2. The robust graph convolutional neural network method based on spatiotemporal sparse learning according to claim 1, characterized in that, Step 1) Initializing the time weight matrix means: initializing an all-zero matrix with the same dimension as the hidden feature representation.

3. The robust graph convolutional neural network method based on spatiotemporal sparse learning according to claim 1, characterized in that, Step 2) inputs the graph structure data into the graph convolutional neural network layer. The graph convolutional neural network layer refers to a semi-supervised node classification model that can learn the hidden representation of each node. The hidden vectors of all nodes in its (l+1)th layer can be recursively represented by the hidden vectors of the lth layer, as shown below: Among them, is Through the adjacency matrix Add an identity matrix The subsequently constructed adjacency matrix contains self-loops. It is the weight matrix that needs to be trained. It is a degree matrix. It's an activation function; in the first layer, our input is the feature matrix of the node.

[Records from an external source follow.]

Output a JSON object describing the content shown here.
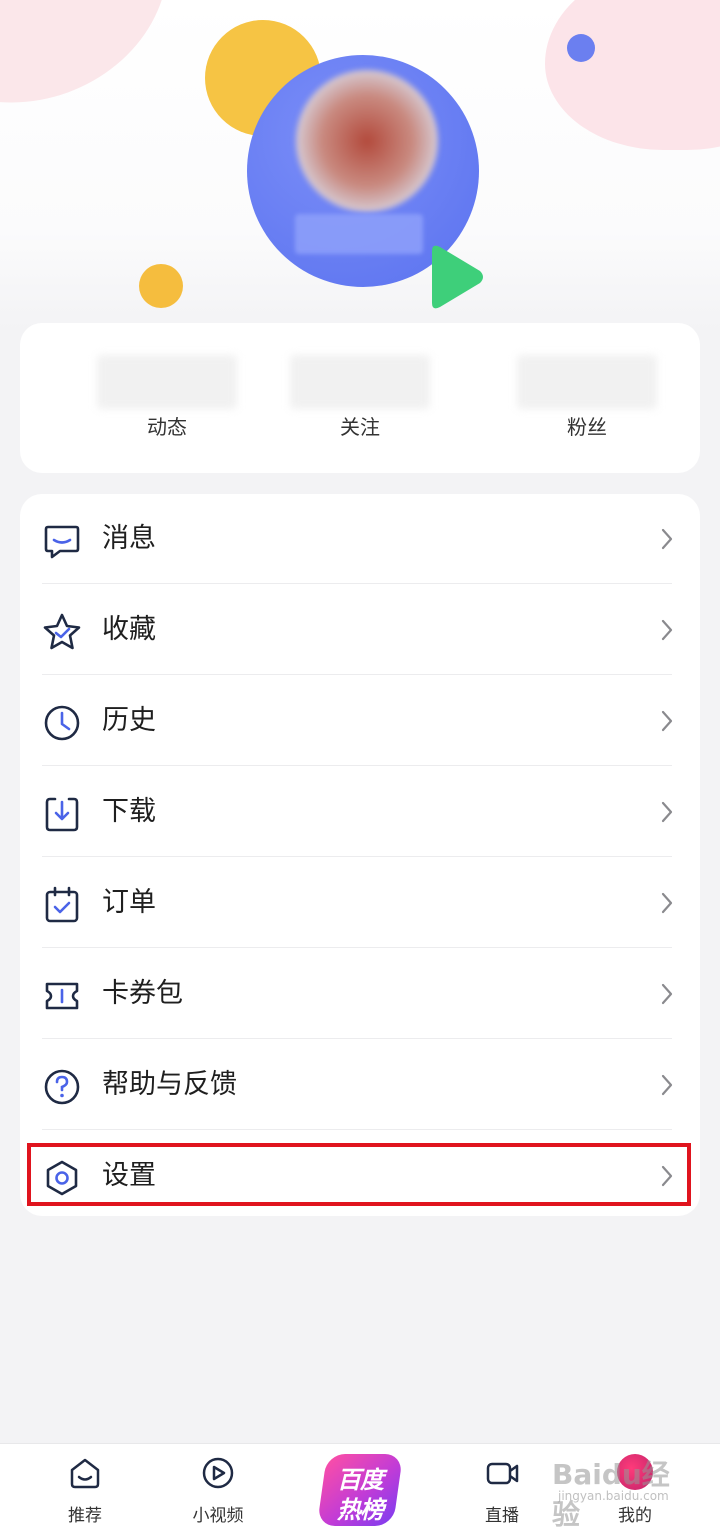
{
  "stats": [
    {
      "count": "",
      "label": "动态"
    },
    {
      "count": "",
      "label": "关注"
    },
    {
      "count": "",
      "label": "粉丝"
    }
  ],
  "menu": [
    {
      "label": "消息",
      "icon": "message-icon"
    },
    {
      "label": "收藏",
      "icon": "star-icon"
    },
    {
      "label": "历史",
      "icon": "clock-icon"
    },
    {
      "label": "下载",
      "icon": "download-icon"
    },
    {
      "label": "订单",
      "icon": "order-calendar-icon"
    },
    {
      "label": "卡券包",
      "icon": "ticket-icon"
    },
    {
      "label": "帮助与反馈",
      "icon": "help-icon"
    },
    {
      "label": "设置",
      "icon": "settings-icon"
    }
  ],
  "highlighted_item": "设置",
  "bottom_nav": {
    "items": [
      {
        "label": "推荐",
        "icon": "home-icon"
      },
      {
        "label": "小视频",
        "icon": "play-circle-icon"
      },
      {
        "label": "直播",
        "icon": "video-camera-icon"
      },
      {
        "label": "我的",
        "icon": "avatar-icon"
      }
    ],
    "center_badge": {
      "line1": "百度",
      "line2": "热榜"
    }
  },
  "watermark": {
    "main": "Baidu经验",
    "sub": "jingyan.baidu.com"
  },
  "colors": {
    "accent_blue": "#5a72ef",
    "icon_stroke": "#1f2a44",
    "icon_accent": "#4a63e8",
    "highlight_red": "#e0141e",
    "yellow": "#f6c444",
    "green": "#3ecf7a"
  }
}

In other layers, the matrix consists of spatiotemporally sparse hidden feature representations learned through spatiotemporal sparse learning.

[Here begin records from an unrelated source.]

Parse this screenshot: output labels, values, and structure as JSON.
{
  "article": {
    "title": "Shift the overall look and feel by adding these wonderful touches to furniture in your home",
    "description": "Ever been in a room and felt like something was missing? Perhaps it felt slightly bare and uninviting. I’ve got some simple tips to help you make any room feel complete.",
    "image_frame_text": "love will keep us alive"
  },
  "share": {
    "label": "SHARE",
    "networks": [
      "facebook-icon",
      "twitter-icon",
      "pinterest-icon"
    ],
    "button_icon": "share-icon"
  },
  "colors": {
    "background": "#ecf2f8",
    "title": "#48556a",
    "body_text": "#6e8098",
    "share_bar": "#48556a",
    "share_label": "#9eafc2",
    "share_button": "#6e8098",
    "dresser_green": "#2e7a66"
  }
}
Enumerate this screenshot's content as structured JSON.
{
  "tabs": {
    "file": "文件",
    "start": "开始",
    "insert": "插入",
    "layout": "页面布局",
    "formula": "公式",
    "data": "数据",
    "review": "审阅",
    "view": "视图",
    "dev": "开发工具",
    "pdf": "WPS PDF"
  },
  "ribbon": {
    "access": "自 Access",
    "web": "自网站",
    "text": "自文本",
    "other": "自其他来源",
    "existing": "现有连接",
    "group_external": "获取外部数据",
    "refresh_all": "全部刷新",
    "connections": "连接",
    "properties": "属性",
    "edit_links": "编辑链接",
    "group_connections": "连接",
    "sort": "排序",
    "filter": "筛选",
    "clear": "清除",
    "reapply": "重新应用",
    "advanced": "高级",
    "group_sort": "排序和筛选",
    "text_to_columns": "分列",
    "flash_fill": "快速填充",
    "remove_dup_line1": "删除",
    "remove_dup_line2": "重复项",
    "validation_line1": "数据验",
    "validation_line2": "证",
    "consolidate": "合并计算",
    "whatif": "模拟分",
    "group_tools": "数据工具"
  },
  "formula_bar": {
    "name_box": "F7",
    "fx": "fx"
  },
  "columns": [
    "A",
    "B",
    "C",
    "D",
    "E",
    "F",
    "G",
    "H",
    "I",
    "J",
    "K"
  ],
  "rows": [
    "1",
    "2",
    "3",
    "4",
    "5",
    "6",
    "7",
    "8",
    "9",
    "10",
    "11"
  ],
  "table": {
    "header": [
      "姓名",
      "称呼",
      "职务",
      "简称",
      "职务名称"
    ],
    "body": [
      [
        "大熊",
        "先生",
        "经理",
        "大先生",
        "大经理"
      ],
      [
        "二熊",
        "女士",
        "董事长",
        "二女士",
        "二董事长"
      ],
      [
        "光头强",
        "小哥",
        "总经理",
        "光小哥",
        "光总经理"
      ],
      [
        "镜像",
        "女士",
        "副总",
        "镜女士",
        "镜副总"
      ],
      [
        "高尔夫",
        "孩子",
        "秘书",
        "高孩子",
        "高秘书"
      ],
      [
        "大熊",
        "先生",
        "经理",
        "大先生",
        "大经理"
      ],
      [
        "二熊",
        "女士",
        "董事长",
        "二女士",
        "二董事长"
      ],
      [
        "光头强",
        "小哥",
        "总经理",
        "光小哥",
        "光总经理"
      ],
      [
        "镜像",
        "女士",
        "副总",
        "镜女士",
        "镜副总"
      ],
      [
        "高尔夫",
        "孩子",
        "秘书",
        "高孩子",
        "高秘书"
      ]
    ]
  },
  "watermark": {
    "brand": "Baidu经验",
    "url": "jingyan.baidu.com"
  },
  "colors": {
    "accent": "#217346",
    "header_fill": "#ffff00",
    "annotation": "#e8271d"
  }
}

4. The robust graph convolutional neural network method based on spatiotemporal sparse learning according to claim 1, characterized in that, The generation steps of the spatiotemporal sparse hidden feature representation in step 6) are as follows: the sparse hidden feature representation is generated by the time weight matrix dot product through the graph convolutional network layer and the Top function.

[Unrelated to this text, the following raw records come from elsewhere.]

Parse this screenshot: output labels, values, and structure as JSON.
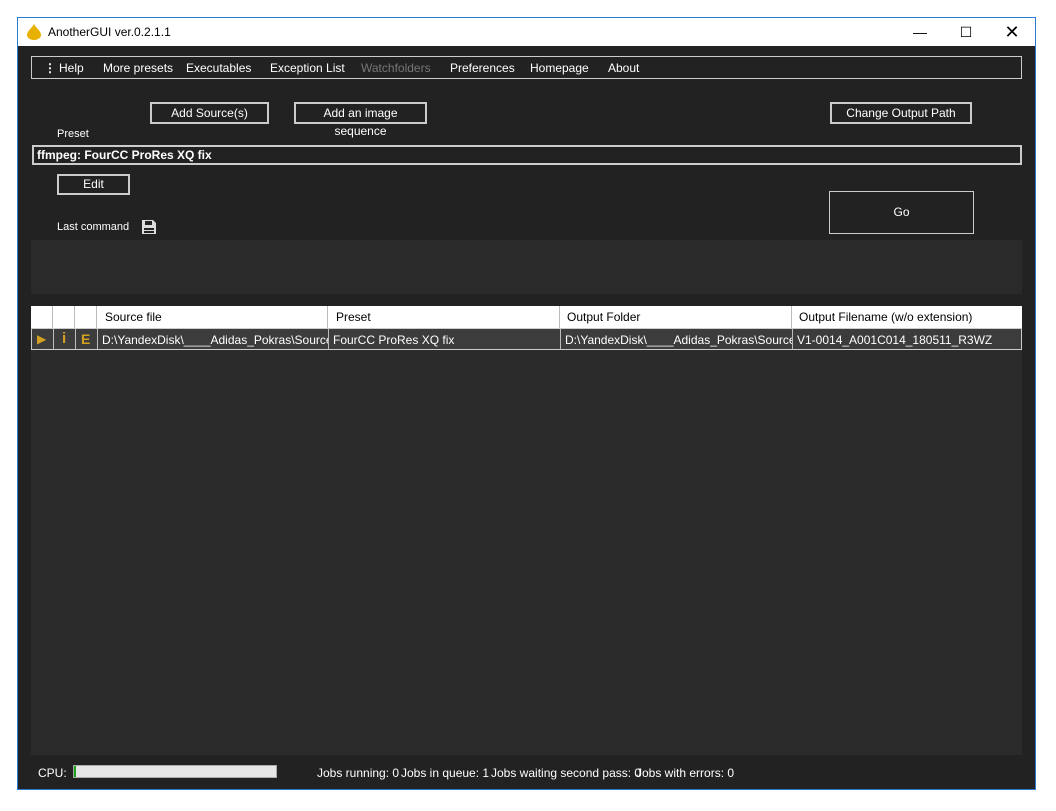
{
  "window": {
    "title": "AnotherGUI ver.0.2.1.1"
  },
  "menu": [
    "Help",
    "More presets",
    "Executables",
    "Exception List",
    "Watchfolders",
    "Preferences",
    "Homepage",
    "About"
  ],
  "buttons": {
    "add_source": "Add Source(s)",
    "add_sequence": "Add an image sequence",
    "change_output": "Change Output Path",
    "edit": "Edit",
    "go": "Go"
  },
  "preset": {
    "label": "Preset",
    "value": "ffmpeg: FourCC ProRes XQ fix"
  },
  "last_command": {
    "label": "Last command"
  },
  "table": {
    "headers": [
      "",
      "",
      "",
      "Source file",
      "Preset",
      "Output Folder",
      "Output Filename (w/o extension)"
    ],
    "rows": [
      {
        "icons": [
          "play",
          "info",
          "E"
        ],
        "source": "D:\\YandexDisk\\____Adidas_Pokras\\Source...",
        "preset": "FourCC ProRes XQ fix",
        "output_folder": "D:\\YandexDisk\\____Adidas_Pokras\\Source\\",
        "output_filename": "V1-0014_A001C014_180511_R3WZ"
      }
    ]
  },
  "status": {
    "cpu_label": "CPU:",
    "cpu_percent": 1,
    "jobs_running": "Jobs running: 0",
    "jobs_queue": "Jobs in queue: 1",
    "jobs_second": "Jobs waiting second pass: 0",
    "jobs_errors": "Jobs with errors: 0"
  },
  "colors": {
    "accent": "#d4a020",
    "disabled": "#777777"
  }
}
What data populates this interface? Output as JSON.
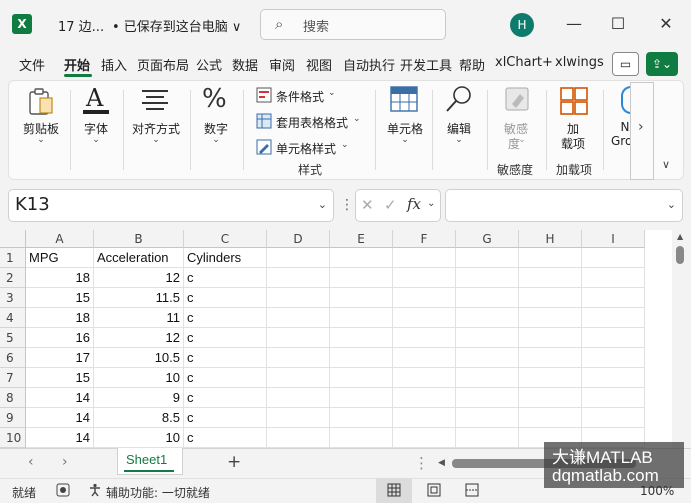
{
  "title": {
    "filename": "17 边...",
    "save_status": "• 已保存到这台电脑 ∨",
    "search_placeholder": "搜索",
    "avatar": "H"
  },
  "window_buttons": [
    "—",
    "☐",
    "✕"
  ],
  "tabs": [
    "文件",
    "开始",
    "插入",
    "页面布局",
    "公式",
    "数据",
    "审阅",
    "视图",
    "自动执行",
    "开发工具",
    "帮助",
    "xlChart+",
    "xlwings"
  ],
  "active_tab": "开始",
  "ribbon": {
    "clipboard": "剪贴板",
    "font": "字体",
    "alignment": "对齐方式",
    "number": "数字",
    "conditional_format": "条件格式",
    "table_format": "套用表格格式",
    "cell_style": "单元格样式",
    "styles_group": "样式",
    "cells": "单元格",
    "editing": "编辑",
    "sensitivity_1": "敏感",
    "sensitivity_2": "度",
    "sensitivity_group": "敏感度",
    "addins_1": "加",
    "addins_2": "载项",
    "addins_group": "加载项",
    "group_partial_1": "N",
    "group_partial_2": "Gro",
    "more": "›",
    "collapse": "∨"
  },
  "formula_bar": {
    "name_box": "K13",
    "fx": "fx",
    "formula": ""
  },
  "grid": {
    "columns": [
      "A",
      "B",
      "C",
      "D",
      "E",
      "F",
      "G",
      "H",
      "I"
    ],
    "row_numbers": [
      "1",
      "2",
      "3",
      "4",
      "5",
      "6",
      "7",
      "8",
      "9",
      "10"
    ],
    "rows": [
      [
        "MPG",
        "Acceleration",
        "Cylinders"
      ],
      [
        "18",
        "12",
        "c"
      ],
      [
        "15",
        "11.5",
        "c"
      ],
      [
        "18",
        "11",
        "c"
      ],
      [
        "16",
        "12",
        "c"
      ],
      [
        "17",
        "10.5",
        "c"
      ],
      [
        "15",
        "10",
        "c"
      ],
      [
        "14",
        "9",
        "c"
      ],
      [
        "14",
        "8.5",
        "c"
      ],
      [
        "14",
        "10",
        "c"
      ]
    ]
  },
  "sheets": [
    "Sheet1"
  ],
  "add_sheet": "+",
  "status": {
    "ready": "就绪",
    "accessibility": "辅助功能: 一切就绪",
    "zoom": "100%"
  },
  "watermark": {
    "line1": "大谦MATLAB",
    "line2": "dqmatlab.com"
  },
  "colors": {
    "accent": "#107c41"
  }
}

5. The robust graph convolutional neural network method based on spatiotemporal sparse learning according to claim 1, characterized in that, In step 7), after the multi-layer model is calculated, the estimated node classification is obtained through the Softmax function and used as the model output. The loss function during training is also mentioned. Output samples and partially labeled samples The cross-entropy of class labels between them is used to learn the optimal parameters in a semi-supervised manner. : in, Represents the set of all parameters. This represents the label of a given labeled sample in the training set, after training. This represents the class probability of each node instance.

6. The robust graph convolutional neural network method based on spatiotemporal sparse learning according to claim 1, characterized in that, In step 8), a test node with disturbance refers to two things: firstly, the node has incorrect connections with other nodes, or has lost some connections with its original neighboring nodes, that is, it has abnormal edge connections with other nodes on the graph, or has lost some edges with neighboring nodes; secondly, the node itself has abnormal features.